If you are still wondering whether it’s a good investment to purchase a condo close to a university, Jennifer Hunt, vice-president of the Real Estate Investment Network (REIN), will tell you “yes.”

“Whether as an investor or as a parent, if you invest in student condos, you don’t have to worry because there is always a steady stream of demand,” Hunt notes. “It’s an opportunity to own a piece of real estate that is revenue-generating from the moment you buy it.”

And, Hunt says, if the condo is large enough — say, two bedrooms — the extra room can be rented to other students to help defray the cost of ownership.

Vancouver-based Intergulf Development Corporation has been a pioneer at UniverCity since its planning stages more than three decades ago. The company built its first tower there, Novo, back in 2004.

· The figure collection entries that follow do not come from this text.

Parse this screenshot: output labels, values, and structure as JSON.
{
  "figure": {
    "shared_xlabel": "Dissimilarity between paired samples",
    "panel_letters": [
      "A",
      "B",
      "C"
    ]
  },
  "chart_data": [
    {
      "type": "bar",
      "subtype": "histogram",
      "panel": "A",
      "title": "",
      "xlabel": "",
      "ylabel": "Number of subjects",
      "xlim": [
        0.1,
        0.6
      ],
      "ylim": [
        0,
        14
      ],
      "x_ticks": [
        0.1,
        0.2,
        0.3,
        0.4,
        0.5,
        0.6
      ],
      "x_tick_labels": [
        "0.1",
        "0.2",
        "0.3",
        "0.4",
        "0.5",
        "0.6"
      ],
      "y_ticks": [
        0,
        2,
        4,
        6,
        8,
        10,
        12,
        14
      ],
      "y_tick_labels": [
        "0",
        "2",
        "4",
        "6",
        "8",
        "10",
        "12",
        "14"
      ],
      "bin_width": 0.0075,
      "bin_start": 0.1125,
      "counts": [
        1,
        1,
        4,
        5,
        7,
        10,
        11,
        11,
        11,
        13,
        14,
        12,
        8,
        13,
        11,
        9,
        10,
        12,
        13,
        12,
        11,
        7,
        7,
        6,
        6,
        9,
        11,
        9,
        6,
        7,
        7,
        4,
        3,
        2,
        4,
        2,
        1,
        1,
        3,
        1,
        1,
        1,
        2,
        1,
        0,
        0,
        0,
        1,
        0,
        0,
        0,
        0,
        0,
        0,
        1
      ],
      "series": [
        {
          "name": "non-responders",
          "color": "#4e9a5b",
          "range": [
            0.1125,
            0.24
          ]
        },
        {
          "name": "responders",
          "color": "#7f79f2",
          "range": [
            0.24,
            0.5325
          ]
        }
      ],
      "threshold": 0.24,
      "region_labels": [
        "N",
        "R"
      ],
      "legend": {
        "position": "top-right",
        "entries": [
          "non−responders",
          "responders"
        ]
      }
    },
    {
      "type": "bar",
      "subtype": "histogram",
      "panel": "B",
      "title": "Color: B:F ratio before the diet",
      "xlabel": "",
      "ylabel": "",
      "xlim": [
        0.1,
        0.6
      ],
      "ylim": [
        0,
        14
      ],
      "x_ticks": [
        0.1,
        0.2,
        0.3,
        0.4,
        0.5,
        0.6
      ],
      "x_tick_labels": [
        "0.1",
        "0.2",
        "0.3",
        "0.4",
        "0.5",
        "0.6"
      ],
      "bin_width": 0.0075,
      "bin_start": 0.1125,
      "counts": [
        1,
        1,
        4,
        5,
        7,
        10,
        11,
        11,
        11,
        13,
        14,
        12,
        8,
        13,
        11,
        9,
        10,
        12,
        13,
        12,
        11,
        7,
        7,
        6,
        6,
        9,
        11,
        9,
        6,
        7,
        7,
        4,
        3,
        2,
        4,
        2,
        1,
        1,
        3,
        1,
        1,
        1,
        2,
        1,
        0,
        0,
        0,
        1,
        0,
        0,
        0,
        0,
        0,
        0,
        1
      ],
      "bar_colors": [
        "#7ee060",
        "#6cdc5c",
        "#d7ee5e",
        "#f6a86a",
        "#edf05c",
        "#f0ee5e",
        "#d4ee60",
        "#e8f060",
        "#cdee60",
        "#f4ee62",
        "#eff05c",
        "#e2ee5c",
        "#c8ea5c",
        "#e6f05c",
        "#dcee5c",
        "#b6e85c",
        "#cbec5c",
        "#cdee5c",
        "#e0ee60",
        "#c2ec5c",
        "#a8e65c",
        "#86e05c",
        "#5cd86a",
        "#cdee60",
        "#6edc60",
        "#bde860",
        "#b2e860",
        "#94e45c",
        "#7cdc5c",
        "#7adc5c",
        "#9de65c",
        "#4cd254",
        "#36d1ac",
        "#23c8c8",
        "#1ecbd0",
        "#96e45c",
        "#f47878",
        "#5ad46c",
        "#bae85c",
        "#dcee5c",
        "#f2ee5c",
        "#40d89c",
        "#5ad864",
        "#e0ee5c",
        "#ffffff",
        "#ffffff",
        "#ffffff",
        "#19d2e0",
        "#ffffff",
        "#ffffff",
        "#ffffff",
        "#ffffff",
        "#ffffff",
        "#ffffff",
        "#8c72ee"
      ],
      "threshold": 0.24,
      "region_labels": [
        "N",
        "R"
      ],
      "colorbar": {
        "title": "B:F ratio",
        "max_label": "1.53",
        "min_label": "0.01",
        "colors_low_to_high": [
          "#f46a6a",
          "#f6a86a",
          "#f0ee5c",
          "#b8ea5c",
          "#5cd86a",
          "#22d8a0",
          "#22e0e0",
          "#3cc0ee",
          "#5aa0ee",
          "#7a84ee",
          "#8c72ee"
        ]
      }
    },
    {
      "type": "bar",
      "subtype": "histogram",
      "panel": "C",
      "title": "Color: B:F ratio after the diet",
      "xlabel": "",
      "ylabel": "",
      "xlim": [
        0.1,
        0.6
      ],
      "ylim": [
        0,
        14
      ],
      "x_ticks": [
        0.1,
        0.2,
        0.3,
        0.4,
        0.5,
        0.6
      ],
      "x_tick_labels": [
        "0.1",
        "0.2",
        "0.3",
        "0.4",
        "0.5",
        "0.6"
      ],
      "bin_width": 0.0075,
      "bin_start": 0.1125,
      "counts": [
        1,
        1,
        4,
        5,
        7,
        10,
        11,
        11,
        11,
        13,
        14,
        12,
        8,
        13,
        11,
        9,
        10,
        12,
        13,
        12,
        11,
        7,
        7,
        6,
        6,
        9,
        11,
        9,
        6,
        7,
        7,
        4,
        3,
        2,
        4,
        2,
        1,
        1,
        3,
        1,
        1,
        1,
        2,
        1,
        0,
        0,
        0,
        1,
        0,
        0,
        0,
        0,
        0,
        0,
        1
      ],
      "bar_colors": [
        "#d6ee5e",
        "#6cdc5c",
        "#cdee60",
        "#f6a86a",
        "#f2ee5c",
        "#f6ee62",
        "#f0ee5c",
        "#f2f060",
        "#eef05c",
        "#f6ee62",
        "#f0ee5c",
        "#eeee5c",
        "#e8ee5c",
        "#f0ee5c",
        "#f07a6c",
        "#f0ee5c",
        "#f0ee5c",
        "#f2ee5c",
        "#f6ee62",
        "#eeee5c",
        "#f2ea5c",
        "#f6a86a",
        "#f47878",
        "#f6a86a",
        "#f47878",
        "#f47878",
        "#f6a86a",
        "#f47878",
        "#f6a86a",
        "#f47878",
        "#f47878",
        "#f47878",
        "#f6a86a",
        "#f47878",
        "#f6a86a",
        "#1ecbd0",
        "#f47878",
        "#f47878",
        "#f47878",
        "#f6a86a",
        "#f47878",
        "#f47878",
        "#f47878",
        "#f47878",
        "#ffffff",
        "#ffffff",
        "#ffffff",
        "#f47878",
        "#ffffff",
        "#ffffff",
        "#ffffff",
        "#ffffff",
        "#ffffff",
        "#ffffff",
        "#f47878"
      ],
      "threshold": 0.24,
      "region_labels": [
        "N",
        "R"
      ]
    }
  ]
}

“A community that would cater to students and faculty was a vision we embraced from the get-go,” says Shaadi Faris, vice-president at Intergulf. “The Terraces at the Peak is our third and newest project at SFU. All of our towers at SFU are purpose-built with students in mind. They feature quiet study and library spaces and rooftop gardens with tables for group studies, as opposed to what you normally expect in condo tower amenities, like pools and gyms.”

In the end, all four re-iterate the same thing: “At UniverCity, you have a constant stream of captive audiences for your product.”